More to the point a tiny baby is a massive pain in the arse. One of the true victories of parenting is when you get to the stage when you know that if you left your child in a random semi-public place to fend for themselves that they wouldn't die within a week. So not whether they are a good person, or healthy or anything like that. Just that they made it to a certain arbitrary age that means they aren't completely useless helpless. A tiny baby is pathetic in this sense. It confuses me endlessly that the human race thinks it is at the top of the animal food chain - king of the entire kingdom - and yet the babies we have are possibly more fragile than any other species.
I don't like babies personally. Obviously I love my own kids. But babies suck big time. They empty juices and brackish fluids from various orifices. They need all your attention at all times. They don't respond in anyway. They certainly don't need a Dad in the same way they need their mother. Despite all efforts on my part my kids didn't give two shits about me until they were well towards 9 months of age. They smell funny. They look awful.

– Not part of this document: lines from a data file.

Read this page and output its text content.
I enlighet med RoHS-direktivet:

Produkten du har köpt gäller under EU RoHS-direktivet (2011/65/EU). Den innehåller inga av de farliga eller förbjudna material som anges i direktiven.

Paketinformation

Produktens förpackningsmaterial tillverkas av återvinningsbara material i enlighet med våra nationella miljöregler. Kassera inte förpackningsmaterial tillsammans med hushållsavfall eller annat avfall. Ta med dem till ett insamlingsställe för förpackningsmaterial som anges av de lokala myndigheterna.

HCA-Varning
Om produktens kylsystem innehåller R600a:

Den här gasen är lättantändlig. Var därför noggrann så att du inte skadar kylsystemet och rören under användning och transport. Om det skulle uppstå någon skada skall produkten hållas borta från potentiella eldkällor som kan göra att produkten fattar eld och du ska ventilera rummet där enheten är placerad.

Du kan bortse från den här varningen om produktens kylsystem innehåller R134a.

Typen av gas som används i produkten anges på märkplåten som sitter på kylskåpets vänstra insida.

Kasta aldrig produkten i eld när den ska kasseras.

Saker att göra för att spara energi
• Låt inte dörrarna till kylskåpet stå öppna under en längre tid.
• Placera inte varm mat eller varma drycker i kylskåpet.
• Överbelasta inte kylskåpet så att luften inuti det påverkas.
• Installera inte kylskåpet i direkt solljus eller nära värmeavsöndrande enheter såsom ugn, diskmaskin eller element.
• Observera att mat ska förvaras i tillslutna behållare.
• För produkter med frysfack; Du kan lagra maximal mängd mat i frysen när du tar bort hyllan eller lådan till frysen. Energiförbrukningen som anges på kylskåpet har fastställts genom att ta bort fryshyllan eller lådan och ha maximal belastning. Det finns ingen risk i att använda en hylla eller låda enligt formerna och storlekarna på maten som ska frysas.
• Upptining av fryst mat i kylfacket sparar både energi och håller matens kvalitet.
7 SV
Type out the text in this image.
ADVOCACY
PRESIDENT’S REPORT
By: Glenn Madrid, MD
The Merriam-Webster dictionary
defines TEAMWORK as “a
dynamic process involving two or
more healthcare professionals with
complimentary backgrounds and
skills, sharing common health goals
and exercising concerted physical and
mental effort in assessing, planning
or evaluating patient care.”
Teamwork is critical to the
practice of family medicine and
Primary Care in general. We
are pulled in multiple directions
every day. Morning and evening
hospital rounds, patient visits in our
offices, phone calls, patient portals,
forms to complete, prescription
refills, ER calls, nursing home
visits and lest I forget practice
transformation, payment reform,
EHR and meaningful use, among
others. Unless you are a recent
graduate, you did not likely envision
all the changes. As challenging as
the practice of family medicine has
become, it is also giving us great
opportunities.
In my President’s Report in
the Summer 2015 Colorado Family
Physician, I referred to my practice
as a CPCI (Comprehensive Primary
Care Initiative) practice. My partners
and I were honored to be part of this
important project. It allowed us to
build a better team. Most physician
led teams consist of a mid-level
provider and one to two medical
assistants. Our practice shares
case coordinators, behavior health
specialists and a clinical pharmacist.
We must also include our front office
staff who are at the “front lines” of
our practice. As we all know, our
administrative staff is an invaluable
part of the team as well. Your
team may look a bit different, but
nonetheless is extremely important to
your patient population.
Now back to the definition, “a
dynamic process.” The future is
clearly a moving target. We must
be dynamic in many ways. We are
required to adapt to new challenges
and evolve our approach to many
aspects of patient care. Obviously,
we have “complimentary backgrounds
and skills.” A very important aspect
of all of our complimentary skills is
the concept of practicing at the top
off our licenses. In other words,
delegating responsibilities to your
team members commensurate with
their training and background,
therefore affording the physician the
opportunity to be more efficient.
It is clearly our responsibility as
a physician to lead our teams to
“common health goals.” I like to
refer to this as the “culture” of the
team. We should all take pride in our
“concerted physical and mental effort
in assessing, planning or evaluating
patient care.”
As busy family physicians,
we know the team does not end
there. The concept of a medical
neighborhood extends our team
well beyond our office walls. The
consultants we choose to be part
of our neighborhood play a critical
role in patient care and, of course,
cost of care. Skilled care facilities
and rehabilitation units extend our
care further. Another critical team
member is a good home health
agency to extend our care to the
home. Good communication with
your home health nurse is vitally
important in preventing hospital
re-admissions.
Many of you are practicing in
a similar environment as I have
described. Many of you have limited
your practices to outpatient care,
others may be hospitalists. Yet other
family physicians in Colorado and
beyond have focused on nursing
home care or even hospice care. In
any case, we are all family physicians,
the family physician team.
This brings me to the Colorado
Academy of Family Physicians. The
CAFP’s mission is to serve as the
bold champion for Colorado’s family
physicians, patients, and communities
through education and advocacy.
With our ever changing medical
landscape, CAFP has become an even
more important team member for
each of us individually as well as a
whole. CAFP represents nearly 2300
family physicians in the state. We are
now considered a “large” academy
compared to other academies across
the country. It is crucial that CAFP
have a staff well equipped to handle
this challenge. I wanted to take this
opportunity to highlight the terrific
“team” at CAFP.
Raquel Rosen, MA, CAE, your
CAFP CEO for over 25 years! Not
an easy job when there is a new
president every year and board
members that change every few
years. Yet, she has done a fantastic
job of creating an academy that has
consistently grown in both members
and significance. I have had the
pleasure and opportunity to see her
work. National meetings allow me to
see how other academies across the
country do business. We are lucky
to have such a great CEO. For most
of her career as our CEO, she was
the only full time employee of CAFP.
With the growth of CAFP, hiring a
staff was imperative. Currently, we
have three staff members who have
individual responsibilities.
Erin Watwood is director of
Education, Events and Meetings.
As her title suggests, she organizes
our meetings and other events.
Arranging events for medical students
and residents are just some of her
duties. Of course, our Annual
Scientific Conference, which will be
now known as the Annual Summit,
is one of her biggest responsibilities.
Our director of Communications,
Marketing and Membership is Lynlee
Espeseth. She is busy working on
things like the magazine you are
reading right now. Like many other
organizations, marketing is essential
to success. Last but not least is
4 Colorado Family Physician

Their belly buttons die, turn black and fall off. Same goes if they have a tail as well. It's just not good. And yet one glimpse of someone else's strangely red tiny baby and all Moms seem to want one. Even my wife. She looks at the situation and forms a column of Pro's and Cons that looks like this -:
1) Absolutely hate being pregnant.
2) Third. Degree. Episiotomy. You aren't likely to get one reading on the couch. Much more likely to by sharting a human being through your bacon sandwich.
3) Never ever going to sleep again. Ever.
4) Spit Up, Green custard feces and cleaning diapers.
5) Total loss of concept of time. It could be anything. Doesn't matter.
6) Three children doesn't work. Only have two arms. One might get away. Therefore always have to be conscious that the one you like least isn't accidentally being held down.
7) American health care's attitude to having a baby seems to be that a hostile satanic parasite is inside your body and the doctor must remove it without any consideration for what the mother wants. ITS NOT YOUR BODY ANYMORE. Don't want an internal? Well that proves you're insane and no longer get to decide things.
8) Not enough bedrooms in our house. Worse - I may own the biggest bed in the universe but my duvet seems to have been commandeered by the other four (the dog has joined Team Make Sleep Shitty For Daddy).
9) Generation Z (or whatever we're on now) are all a bunch of sickening get-it-all-by-doing-nothing wankers. Every last one of them. They're a lost cause and we should just chalk them all down as pointless and move on to the next lot. With three kids spread apart like this one of them is going to be in whatever the next lost generation of farkobots is going to be.
10) Will need to buy some kind of bus.
1) Massive tits.
You see the constant battle I have ahead of me.